Bench Memos

The Chief Justice’s Hypo and the Definition of Marriage

Yesterday Ed highlighted an exchange between Chief Justice Roberts and the Solicitor General that purportedly illustrates the weakness of any federalism objections to Section 3 of the Defense of Marriage Act (DOMA).  As Randy Barnett explains here, it really just shows the SG’s error because defining marriage, as an institution, is the province of the states. The idea that a couple could be “married” under federal law, but not state law, is ridiculous.  

In another post, Ed tries to show that the federal government has unquestioned (and, apparently, unlimited) authority to define terms and institutions for purposes of federal law.

Property law, like marriage, is a matter within state authority. The federal government provides a tax deduction for mortgage interest on a taxpayer’s primary residence. Suppose the state of Massachusetts were to redefine “residence” to include an automobile.
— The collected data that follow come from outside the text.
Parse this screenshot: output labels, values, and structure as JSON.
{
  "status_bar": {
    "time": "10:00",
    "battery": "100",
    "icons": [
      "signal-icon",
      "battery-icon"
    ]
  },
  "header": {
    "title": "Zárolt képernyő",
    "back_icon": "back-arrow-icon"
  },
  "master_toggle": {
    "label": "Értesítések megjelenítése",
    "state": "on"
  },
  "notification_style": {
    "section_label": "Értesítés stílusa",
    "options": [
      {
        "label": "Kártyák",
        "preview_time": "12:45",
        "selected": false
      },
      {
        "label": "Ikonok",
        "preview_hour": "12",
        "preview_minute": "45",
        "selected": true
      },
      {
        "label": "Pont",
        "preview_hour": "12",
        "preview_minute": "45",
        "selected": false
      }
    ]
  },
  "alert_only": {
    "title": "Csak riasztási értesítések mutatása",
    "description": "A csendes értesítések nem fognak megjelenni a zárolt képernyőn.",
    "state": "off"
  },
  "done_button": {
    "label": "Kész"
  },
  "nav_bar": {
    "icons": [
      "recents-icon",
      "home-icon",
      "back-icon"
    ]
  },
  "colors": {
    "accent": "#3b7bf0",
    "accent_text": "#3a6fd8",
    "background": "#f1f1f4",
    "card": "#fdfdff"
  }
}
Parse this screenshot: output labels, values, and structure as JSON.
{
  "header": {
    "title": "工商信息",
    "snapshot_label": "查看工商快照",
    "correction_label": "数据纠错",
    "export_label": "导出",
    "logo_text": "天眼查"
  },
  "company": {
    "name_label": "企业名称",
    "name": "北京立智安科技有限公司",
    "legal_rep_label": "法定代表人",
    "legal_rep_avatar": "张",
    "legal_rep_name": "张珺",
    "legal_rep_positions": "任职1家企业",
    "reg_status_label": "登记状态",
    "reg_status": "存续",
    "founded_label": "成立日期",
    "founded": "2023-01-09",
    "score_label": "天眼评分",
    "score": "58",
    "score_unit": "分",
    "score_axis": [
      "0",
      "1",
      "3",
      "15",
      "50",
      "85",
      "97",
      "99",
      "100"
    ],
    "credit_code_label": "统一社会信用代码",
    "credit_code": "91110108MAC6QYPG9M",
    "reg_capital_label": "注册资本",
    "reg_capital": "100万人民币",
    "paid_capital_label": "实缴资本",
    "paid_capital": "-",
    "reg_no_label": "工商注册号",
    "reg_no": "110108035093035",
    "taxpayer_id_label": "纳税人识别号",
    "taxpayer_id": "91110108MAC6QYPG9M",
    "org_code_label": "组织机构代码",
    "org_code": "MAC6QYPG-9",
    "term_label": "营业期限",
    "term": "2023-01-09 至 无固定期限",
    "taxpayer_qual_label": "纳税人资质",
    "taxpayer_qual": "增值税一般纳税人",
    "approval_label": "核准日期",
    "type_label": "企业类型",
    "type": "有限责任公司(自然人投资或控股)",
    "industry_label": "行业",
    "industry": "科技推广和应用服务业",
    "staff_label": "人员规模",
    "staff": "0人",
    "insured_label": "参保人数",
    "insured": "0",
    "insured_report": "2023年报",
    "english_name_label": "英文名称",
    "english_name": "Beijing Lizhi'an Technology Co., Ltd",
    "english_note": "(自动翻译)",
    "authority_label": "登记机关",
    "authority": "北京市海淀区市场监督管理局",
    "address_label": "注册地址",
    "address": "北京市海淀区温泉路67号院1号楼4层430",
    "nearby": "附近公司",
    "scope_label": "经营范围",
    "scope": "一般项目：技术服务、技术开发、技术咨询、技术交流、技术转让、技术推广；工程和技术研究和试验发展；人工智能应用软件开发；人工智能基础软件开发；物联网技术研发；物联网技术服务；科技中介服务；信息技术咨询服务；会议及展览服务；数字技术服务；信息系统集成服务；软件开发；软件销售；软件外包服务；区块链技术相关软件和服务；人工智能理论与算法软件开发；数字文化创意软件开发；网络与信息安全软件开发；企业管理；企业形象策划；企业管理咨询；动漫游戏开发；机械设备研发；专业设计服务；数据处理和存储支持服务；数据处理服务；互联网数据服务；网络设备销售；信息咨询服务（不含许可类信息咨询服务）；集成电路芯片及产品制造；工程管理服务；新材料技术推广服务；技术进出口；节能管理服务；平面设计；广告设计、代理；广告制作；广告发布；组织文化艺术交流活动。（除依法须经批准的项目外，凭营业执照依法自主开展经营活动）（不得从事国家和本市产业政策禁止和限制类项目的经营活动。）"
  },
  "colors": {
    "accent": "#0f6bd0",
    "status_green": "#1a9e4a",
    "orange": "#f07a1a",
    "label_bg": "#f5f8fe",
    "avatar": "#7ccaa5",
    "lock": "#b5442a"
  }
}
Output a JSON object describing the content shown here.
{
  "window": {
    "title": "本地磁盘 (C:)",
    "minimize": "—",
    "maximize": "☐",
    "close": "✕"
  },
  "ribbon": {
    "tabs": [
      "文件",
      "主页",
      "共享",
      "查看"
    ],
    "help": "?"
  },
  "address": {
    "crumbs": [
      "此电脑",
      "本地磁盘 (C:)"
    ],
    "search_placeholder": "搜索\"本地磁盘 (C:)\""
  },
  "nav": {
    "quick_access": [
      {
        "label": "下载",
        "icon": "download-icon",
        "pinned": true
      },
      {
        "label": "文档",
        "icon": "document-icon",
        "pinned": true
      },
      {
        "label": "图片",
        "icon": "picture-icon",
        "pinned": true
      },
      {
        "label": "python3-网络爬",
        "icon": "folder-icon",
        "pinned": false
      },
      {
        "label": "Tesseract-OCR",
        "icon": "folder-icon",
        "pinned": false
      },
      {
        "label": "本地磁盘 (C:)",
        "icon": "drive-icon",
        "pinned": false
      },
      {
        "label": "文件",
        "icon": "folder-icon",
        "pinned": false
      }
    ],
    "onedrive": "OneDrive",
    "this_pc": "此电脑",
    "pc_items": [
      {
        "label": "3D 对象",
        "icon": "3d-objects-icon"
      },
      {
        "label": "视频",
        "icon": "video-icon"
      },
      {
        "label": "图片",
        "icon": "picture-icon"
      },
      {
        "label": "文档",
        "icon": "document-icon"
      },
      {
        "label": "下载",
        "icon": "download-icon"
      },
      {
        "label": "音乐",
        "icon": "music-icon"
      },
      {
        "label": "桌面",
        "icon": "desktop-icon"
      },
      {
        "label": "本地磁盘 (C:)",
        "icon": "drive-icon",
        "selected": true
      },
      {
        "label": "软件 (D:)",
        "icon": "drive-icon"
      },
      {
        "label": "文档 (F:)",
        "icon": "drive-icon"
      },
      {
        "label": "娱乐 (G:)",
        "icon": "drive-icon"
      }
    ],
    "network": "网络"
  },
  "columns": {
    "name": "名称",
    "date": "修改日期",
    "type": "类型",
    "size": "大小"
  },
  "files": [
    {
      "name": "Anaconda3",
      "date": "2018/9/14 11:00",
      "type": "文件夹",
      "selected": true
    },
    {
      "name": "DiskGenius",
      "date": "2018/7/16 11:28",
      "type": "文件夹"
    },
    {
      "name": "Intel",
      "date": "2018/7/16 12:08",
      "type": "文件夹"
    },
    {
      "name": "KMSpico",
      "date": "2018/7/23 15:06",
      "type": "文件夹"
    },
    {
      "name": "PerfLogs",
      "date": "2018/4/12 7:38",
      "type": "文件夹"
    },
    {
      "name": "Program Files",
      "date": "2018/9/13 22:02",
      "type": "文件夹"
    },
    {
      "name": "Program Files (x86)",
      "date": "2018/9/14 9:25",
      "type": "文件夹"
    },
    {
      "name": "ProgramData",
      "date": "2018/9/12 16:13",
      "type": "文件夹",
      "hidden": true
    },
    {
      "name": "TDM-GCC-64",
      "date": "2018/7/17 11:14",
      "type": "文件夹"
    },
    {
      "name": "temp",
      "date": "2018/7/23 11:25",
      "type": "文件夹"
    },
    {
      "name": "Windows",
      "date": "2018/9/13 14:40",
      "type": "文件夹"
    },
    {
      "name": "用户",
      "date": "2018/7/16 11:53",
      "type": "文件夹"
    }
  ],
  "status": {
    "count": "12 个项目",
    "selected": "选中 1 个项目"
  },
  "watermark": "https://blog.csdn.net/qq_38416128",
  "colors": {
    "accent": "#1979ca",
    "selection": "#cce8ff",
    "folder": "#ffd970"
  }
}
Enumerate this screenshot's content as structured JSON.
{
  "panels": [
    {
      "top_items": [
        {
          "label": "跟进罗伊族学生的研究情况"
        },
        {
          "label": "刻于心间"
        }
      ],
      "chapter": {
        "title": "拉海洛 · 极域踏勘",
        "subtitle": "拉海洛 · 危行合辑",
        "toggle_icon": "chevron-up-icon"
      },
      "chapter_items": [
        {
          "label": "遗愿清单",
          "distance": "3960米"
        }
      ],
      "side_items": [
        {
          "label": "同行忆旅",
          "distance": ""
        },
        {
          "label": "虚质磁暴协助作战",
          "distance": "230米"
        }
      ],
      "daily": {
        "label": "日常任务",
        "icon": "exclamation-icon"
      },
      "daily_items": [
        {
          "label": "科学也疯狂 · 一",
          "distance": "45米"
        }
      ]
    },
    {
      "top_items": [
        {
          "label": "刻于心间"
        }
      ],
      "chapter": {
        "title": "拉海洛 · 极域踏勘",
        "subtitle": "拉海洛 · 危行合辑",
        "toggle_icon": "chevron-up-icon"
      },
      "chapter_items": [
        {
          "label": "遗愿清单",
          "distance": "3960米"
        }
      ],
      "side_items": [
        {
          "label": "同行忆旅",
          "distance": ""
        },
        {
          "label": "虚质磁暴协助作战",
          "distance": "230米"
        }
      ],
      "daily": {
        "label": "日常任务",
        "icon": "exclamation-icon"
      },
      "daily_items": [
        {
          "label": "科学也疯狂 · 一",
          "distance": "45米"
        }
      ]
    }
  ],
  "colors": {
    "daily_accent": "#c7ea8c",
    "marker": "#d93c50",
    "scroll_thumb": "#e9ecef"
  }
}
Would the federal government be obligated to give federal taxpayers in Massachusetts a deduction for the interest on their car loan? Or could the federal government, without intruding on state authority over property law, define residence for purposes of federal law to exclude automobiles?

The triviality of Ed’s hypo here is telling.  Of course the federal government could define “residence” in ways that conflict with state law.  But so what? The federal government can define “flapdoodle” however it wants too, and state laws on this point are irrelevant.  Note, however, what the federal government could not do.  It could not redefine “property” for purposes of federal law to exclude automobiles or other forms of property recognized under state law.  Indeed, when the federal government itself creates an interest that replicates property, as traditionally understood, courts often recognize this as property even when the federal government tries to define it as something else.  This is because property, as a legal institution, is a matter reserved to the states.  So while we agree that the federal government may define terms where such definitions are necessary and proper to the execution of duly authorized federal law, it is incontrovertible that such authority has limits.

The real question is whether “marriage” is among the foundational legal institutions in our common law tradition, or whether it’s the sort of rather trivial thing readily manipulated by legislative whim — is it more like “property” or more like “residence.”  I find it odd that proponents of traditional marriage are so ready to suggest marriage would fall in this latter category.

Jonathan H. Adler is the Johan Verheij Memorial Professor of Law and the director of the Coleman P. Burke Center for Environmental Law at the Case Western Reserve University School of Law.